Label: Columbia
Year of Release: 1967
Australian hitmakers often got a raw deal from global audiences in the sixties (and far beyond that period, actually). It didn't make much difference to the average A&R person in London, Paris, Los Angeles or Berlin whether an Aussie act had managed a top ten hit in the regional Sydney and Adelaide charts - unless the group were prepared to literally ship themselves over to a new country and tour properly and do promo there for a long time, they were a very distant and not particularly safe bet. The only real alternative market these bands had was the more accessible (but not exactly populous or profitable) New Zealand.

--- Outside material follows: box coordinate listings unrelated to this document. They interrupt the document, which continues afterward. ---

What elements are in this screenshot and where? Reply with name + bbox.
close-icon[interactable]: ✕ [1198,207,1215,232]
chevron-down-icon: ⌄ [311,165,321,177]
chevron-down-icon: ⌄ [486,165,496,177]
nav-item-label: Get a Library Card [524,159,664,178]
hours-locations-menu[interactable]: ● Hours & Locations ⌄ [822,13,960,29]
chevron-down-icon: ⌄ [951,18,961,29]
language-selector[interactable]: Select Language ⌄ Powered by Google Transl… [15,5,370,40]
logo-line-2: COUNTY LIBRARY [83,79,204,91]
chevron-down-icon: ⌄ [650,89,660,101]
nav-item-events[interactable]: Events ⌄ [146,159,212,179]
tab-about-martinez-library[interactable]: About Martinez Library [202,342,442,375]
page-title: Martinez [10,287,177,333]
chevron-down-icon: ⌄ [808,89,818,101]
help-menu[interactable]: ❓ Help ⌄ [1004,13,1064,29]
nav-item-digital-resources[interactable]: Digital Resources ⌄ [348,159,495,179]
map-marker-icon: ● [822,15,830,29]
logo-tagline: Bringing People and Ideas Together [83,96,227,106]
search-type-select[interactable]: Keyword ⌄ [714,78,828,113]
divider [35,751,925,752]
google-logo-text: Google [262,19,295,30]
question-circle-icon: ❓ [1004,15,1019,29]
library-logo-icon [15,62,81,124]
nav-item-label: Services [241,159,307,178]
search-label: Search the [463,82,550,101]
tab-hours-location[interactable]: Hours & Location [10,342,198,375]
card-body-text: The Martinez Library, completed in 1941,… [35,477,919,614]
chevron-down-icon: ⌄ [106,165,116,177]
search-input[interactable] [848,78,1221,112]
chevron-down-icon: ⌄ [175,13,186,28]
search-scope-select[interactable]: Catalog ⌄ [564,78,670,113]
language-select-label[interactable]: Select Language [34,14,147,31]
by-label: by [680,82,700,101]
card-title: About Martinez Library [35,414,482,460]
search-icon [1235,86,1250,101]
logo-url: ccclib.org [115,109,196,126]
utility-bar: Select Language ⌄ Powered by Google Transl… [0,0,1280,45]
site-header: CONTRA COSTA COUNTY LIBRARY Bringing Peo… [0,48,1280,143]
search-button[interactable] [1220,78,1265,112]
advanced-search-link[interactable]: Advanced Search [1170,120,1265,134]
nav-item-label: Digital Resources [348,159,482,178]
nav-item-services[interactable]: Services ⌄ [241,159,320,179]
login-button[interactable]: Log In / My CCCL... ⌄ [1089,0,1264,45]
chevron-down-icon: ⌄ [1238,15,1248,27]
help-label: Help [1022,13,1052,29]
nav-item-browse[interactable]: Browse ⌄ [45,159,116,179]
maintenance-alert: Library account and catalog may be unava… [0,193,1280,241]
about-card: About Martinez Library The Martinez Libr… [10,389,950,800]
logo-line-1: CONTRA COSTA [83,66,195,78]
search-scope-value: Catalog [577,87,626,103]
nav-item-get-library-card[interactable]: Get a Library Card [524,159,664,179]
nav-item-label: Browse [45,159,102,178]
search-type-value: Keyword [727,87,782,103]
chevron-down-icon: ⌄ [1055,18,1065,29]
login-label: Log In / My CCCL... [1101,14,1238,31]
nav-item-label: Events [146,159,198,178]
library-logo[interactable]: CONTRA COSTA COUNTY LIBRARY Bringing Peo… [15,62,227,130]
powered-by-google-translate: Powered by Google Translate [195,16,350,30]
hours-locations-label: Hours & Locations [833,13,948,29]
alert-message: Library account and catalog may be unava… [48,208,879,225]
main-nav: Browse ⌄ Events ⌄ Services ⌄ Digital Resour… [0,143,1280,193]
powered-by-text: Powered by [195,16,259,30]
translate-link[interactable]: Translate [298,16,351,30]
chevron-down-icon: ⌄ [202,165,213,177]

It's largely for this reason that Australian hit compilations from bygone decades are a treasure-trove of mostly unheard and often great work. The smaller size of the Australian marketplace poses all sorts of horrible challenges to the British collector, too, as anyone who has ever tried to obtain a DJ copy of The Easybeats "Sorry" will tell you - it's an Australian hit, but finding a reasonably priced copy in the UK is almost as bad as hunting down a psychedelic rarity.
The Vibrants here began life as the backing group for the singer Bobby James before he wandered off to form the Bobby James Syndicate. After that point, Geoff Skewes (organ), Terry Osmand (guitar), Terry Radford (guitar), Brenton Haye (sax), Jeff Gurr (bass) and Rick Kent (drums) forged their own way on the Australian gig circuit.

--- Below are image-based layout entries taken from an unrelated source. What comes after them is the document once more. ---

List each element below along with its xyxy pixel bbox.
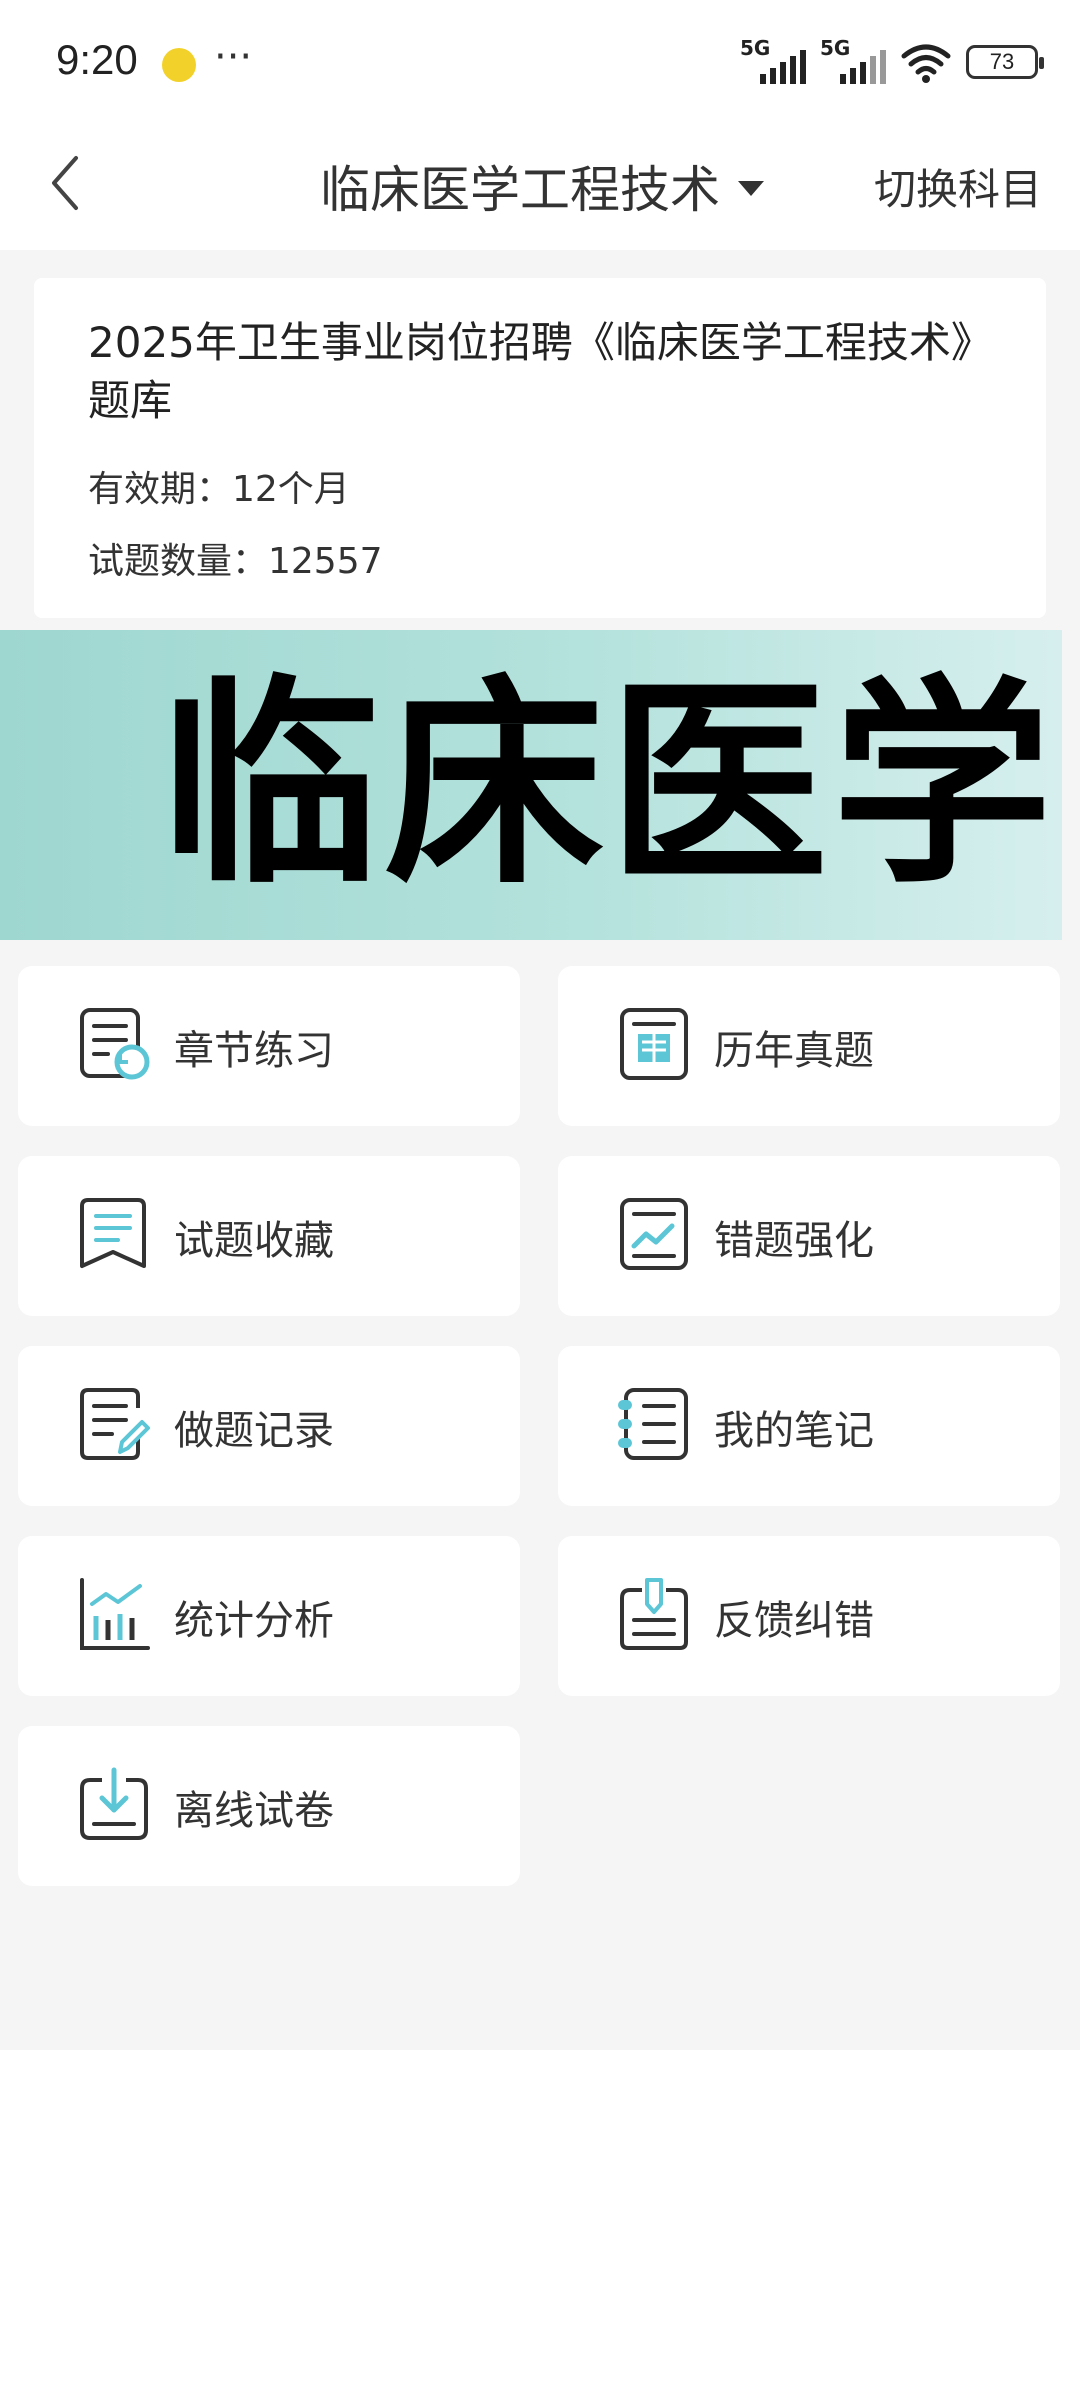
- wifi-icon: [901, 44, 951, 83]
- feedback-icon: [620, 1578, 688, 1650]
- menu-item-records[interactable]: 做题记录: [18, 1346, 520, 1506]
- statistics-icon: [80, 1578, 150, 1650]
- menu-item-label: 历年真题: [714, 1028, 874, 1074]
- past-exams-icon: [620, 1008, 688, 1080]
- exam-info-card: 2025年卫生事业岗位招聘《临床医学工程技术》题库 有效期：12个月 试题数量：…: [34, 278, 1046, 618]
- record-edit-icon: [80, 1388, 150, 1460]
- exam-title: 2025年卫生事业岗位招聘《临床医学工程技术》题库: [88, 318, 993, 425]
- music-app-icon: [162, 48, 196, 82]
- status-more-indicator: ···: [214, 34, 253, 80]
- menu-item-mistakes[interactable]: 错题强化: [558, 1156, 1060, 1316]
- menu-item-label: 统计分析: [174, 1598, 334, 1644]
- menu-item-label: 章节练习: [174, 1028, 334, 1074]
- question-count-text: 试题数量：12557: [88, 541, 383, 582]
- signal-icon: 5G: [740, 36, 806, 84]
- menu-item-statistics[interactable]: 统计分析: [18, 1536, 520, 1696]
- validity-text: 有效期：12个月: [88, 469, 350, 510]
- signal-icon: 5G: [820, 36, 886, 84]
- menu-item-label: 我的笔记: [714, 1408, 874, 1454]
- caret-down-icon: [738, 180, 764, 196]
- back-icon[interactable]: [40, 148, 92, 218]
- subject-banner: 临床医学: [0, 630, 1062, 940]
- banner-text: 临床医学: [160, 657, 1057, 913]
- status-time: 9:20: [56, 36, 138, 83]
- battery-level: 73: [989, 49, 1015, 74]
- subject-selector[interactable]: 临床医学工程技术: [320, 150, 764, 222]
- battery-icon: 73: [966, 45, 1044, 79]
- notebook-icon: [618, 1388, 688, 1460]
- mistake-chart-icon: [620, 1198, 688, 1270]
- menu-item-chapter-practice[interactable]: 章节练习: [18, 966, 520, 1126]
- menu-item-feedback[interactable]: 反馈纠错: [558, 1536, 1060, 1696]
- status-indicators: 5G 5G 73: [740, 36, 1044, 84]
- chapter-practice-icon: [80, 1008, 150, 1080]
- nav-bar: 临床医学工程技术 切换科目: [0, 120, 1080, 250]
- status-bar: 9:20 ··· 5G 5G 73: [0, 0, 1080, 120]
- menu-item-label: 试题收藏: [174, 1218, 334, 1264]
- page-title: 临床医学工程技术: [320, 161, 720, 219]
- download-icon: [80, 1767, 148, 1840]
- switch-subject-button[interactable]: 切换科目: [874, 156, 1042, 217]
- menu-item-notes[interactable]: 我的笔记: [558, 1346, 1060, 1506]
- bookmark-icon: [80, 1198, 146, 1268]
- menu-item-label: 错题强化: [714, 1218, 874, 1264]
- menu-item-label: 离线试卷: [174, 1788, 334, 1834]
- menu-item-past-exams[interactable]: 历年真题: [558, 966, 1060, 1126]
- menu-item-label: 反馈纠错: [714, 1598, 874, 1644]
- menu-item-offline-papers[interactable]: 离线试卷: [18, 1726, 520, 1886]
- menu-item-label: 做题记录: [174, 1408, 334, 1454]
- menu-item-bookmarks[interactable]: 试题收藏: [18, 1156, 520, 1316]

A few line-up changes later they managed to sign to EMI in their own country, and this, their second single, sold well enough to chart in Melbourne and a number of other Australian territories. It's a cover of the Holland-Dozier-Holland track which turns it into an - er - vibrant piece of mod-pop, close to the early Small Faces work in places, albeit with a bit less roughness around the edges. It was a big enough hit that it still features on the 4CD "Greatest Australian Singles of the 60s" box set released by Warner Music, but there's a YouTube clip below for anyone who wants to hear the track. It's propulsive and nagging, and if it had been issued by a British act would have been compiled on a sixties rarities CD here way before now.

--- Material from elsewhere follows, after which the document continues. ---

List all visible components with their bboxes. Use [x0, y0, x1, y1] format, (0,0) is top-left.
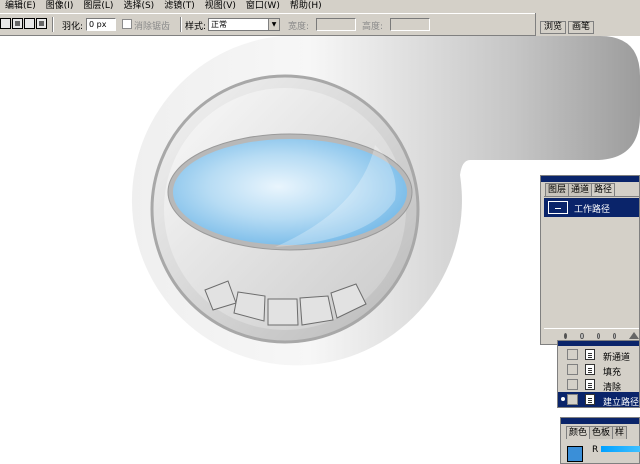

The flip "Danger Zone" is another cover, which showcases how competently the band could recreate soul sounds - it's not difficult to hear how they must have been a huge draw on the Australian circuit.
The group's line-up, always a fragile and constantly fracturing thing, meant that numerous members came and went throughout their lifetime, but the Vibrants (in name at least) finally called it a day at the end of 1971.